Phagosome Maturation


Pathway Description

Phagosome maturation is the process by which internalized particles (such as bacteria and apoptotic cells) are trafficked into a series of increasingly acidified membrane-bound structures, leading to particle degradation. Phagosome maturation starts immediately after, and possibly even before, phagosome sealing. After scission from the surface membrane, the phagosome undergoes sequential fusion with early endosomes, late endosomes and lysosomes. Remodeling of the membrane of the phagosome is accompanied by acute changes in the composition of its lumen, which becomes a highly acidic, oxidative and degradative milieu.

The GTPase Rab5 integrates the targeting, tethering and fusion of early endosomes and interacts using multiple effectors, including the VPSS34 complex, early endosome antigen 1 (EEA1) and SNARE proteins. Acidification of the phagosome occurs via a vATPase that translocates H+ across the membrane bilayer. Phagosomal acidification creates a hostile environment that impedes microbial growth. The ESCRT complexes function to sort endosomal proteins into the luminal vesicles of multivesicular bodies. The multivesicular bodies (MVB) generated by the combined action of the ESCRT complexes are a subset of endosomes that have intraluminal vesicles and are thought to be important in receptor down-regulation and in antigen presentation as well as formation of the intermediate phagosome.

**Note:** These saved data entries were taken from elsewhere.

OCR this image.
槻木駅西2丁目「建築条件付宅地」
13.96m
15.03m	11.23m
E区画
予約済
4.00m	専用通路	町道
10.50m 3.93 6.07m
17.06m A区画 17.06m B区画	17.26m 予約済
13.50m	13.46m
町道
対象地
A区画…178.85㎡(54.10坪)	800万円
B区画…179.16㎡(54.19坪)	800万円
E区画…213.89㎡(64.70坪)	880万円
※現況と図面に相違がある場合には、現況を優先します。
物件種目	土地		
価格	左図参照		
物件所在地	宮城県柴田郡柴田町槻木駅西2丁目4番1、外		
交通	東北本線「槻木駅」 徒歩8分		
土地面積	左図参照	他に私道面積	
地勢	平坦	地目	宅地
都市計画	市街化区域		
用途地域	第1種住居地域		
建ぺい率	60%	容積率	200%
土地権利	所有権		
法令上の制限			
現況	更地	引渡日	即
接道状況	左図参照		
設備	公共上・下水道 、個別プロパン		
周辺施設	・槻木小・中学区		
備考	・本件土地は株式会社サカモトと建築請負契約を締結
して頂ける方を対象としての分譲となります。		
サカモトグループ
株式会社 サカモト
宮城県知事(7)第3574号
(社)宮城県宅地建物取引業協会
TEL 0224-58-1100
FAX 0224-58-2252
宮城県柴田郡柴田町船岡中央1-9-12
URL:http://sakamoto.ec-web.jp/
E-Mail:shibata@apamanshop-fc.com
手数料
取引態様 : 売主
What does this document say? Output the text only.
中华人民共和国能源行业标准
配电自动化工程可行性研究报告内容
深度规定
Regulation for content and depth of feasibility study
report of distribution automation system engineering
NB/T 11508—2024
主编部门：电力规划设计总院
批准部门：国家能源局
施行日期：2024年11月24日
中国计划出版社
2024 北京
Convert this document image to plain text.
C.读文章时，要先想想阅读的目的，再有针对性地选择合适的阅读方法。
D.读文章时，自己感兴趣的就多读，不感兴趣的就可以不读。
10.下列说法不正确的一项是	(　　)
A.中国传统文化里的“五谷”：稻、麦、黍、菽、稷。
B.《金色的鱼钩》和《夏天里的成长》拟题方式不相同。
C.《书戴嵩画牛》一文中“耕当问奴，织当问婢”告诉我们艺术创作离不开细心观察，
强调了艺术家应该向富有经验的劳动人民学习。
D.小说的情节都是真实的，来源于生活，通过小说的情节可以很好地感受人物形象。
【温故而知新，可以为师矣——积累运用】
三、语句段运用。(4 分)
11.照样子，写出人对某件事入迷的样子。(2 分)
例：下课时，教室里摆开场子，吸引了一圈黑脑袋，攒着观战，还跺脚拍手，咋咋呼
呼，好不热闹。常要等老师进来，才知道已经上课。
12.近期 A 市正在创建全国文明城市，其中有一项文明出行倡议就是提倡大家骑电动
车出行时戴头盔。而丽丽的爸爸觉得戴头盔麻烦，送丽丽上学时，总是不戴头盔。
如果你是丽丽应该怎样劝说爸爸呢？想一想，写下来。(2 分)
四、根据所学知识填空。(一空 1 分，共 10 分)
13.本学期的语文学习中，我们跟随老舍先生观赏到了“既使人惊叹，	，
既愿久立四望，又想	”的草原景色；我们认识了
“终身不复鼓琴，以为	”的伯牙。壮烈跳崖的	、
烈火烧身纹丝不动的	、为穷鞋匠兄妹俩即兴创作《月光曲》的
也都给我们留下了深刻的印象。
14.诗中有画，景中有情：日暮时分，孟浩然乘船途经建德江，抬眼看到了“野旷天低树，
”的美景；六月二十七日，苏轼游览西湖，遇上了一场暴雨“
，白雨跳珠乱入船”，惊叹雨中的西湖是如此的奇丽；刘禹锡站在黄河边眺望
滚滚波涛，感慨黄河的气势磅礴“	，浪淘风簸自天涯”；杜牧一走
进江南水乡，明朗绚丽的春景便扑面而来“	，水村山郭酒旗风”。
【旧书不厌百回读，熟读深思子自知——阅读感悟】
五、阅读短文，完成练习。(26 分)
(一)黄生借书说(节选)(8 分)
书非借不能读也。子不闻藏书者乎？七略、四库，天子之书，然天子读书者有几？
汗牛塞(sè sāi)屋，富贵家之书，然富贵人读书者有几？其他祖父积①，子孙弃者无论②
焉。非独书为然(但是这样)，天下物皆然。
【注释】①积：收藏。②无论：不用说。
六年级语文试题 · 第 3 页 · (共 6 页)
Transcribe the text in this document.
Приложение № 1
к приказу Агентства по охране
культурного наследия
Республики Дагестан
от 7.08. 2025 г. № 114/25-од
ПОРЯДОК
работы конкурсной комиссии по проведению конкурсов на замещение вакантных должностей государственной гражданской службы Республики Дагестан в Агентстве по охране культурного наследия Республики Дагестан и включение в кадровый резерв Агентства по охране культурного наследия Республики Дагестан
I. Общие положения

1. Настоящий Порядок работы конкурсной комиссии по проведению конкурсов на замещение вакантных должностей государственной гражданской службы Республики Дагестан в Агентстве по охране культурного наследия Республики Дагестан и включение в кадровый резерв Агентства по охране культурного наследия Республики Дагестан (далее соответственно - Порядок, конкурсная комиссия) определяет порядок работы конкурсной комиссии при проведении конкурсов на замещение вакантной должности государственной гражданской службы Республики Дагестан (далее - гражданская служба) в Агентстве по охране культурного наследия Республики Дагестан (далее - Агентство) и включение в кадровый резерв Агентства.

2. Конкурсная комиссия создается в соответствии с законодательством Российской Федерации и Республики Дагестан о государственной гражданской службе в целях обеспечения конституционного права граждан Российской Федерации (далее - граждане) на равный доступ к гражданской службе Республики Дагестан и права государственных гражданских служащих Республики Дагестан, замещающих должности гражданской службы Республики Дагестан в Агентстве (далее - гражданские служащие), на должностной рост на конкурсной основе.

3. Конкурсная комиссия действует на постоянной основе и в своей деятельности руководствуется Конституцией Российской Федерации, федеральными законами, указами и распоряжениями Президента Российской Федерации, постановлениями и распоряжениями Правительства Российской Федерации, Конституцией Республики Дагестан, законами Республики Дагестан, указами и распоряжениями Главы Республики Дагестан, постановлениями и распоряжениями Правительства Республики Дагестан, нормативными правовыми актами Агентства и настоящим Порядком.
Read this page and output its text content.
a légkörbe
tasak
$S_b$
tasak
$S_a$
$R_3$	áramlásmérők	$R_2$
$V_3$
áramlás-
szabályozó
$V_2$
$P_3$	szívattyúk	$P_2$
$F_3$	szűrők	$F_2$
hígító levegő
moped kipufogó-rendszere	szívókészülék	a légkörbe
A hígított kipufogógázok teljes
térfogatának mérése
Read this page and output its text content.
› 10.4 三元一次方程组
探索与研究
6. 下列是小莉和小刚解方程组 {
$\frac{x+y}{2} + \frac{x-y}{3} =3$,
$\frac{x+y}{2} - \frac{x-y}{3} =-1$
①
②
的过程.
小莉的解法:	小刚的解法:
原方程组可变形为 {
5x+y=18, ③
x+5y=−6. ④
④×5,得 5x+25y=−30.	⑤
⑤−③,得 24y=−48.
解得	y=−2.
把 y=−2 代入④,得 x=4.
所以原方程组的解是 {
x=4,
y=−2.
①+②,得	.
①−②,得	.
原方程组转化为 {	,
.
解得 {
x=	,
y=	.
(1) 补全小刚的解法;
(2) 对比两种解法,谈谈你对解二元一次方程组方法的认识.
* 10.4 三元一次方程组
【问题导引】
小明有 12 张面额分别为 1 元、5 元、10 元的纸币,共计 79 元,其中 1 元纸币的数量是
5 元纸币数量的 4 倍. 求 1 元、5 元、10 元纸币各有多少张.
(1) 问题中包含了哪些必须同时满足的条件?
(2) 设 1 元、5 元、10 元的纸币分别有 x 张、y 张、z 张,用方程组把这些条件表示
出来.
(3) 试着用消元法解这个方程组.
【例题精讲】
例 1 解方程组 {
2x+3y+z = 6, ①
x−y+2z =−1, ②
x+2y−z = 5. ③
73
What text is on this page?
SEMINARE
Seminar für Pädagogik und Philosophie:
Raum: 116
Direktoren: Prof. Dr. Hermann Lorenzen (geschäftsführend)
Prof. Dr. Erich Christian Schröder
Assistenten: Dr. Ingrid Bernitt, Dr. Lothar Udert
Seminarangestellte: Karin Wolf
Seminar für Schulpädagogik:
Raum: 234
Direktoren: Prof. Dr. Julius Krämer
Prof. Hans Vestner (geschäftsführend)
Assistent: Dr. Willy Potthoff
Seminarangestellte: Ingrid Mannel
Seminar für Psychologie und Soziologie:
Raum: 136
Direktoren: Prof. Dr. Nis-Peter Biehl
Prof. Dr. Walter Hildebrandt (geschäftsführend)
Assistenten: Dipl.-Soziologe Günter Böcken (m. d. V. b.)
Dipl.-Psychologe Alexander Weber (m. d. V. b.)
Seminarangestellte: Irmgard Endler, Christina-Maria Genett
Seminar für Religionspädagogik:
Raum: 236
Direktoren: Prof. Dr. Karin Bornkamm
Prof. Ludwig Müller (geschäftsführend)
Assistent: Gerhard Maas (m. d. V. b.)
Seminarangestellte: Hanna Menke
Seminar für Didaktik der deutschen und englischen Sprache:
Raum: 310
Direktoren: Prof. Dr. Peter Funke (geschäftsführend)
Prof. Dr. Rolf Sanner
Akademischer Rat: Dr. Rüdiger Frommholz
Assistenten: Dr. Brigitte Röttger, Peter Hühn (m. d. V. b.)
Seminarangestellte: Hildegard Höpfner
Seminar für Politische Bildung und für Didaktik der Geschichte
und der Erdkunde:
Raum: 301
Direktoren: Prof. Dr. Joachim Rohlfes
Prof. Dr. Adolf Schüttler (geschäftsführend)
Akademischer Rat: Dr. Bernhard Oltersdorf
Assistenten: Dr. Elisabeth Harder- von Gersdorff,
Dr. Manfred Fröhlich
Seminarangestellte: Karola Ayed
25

Once recycling proteins are removed, the phagosome proceeds to the late stage, which is characterized by a more acidic lumen brought about by the insertion of additional proton-pumping v-ATPases. Recruitment of Rab7 by phagosomes is found to precede and to be essential for optimal fusion with lysosomes and other late-endocytic organelles. In addition, phagosomal association of RILP, which follows shortly after Rab7 recruitment, is also essential for fusion with late-endocytic compartments. The late phagosome is also enriched in proteases and lysosomal-associated membrane proteins (LAMPs), which are either imported from the Golgi complex or acquired by fusion with late endosomes.The maturation process culminates with the formation of the phagolysosome. The phagolysosome is formed by the fusion of the mature phagosome with a series of lysosomes through a Rab7 dependent process and are highly acidic (luminal pH values as low as 4.5 have been reported). Insertion of additional v-ATPases and tightening of the H+ leak account for the accentuated acidification. Phagolysosomes can be differentiated from late phagosomes by their paucity of LBPA or PI(3)P-enriched internal membranes, by their elevated mature cathepsin content and by their lack of mannose-6-phosphate receptors. When the membranes of the phagosome and lysosome meet, the contents of the lysosome explosively discharge, releasing a variety of macromolecules that degrade the contents. An additional model in phagosome formation/maturation involves the fusion of the endoplasmic reticulum (ER) with the membrane underneath phagocytic cups. Successive waves of ER become associated with maturing phagosomes during phagolysosome biogenesis. After phagocytosis, antigens are exported into the cytosol and degraded by the proteasome.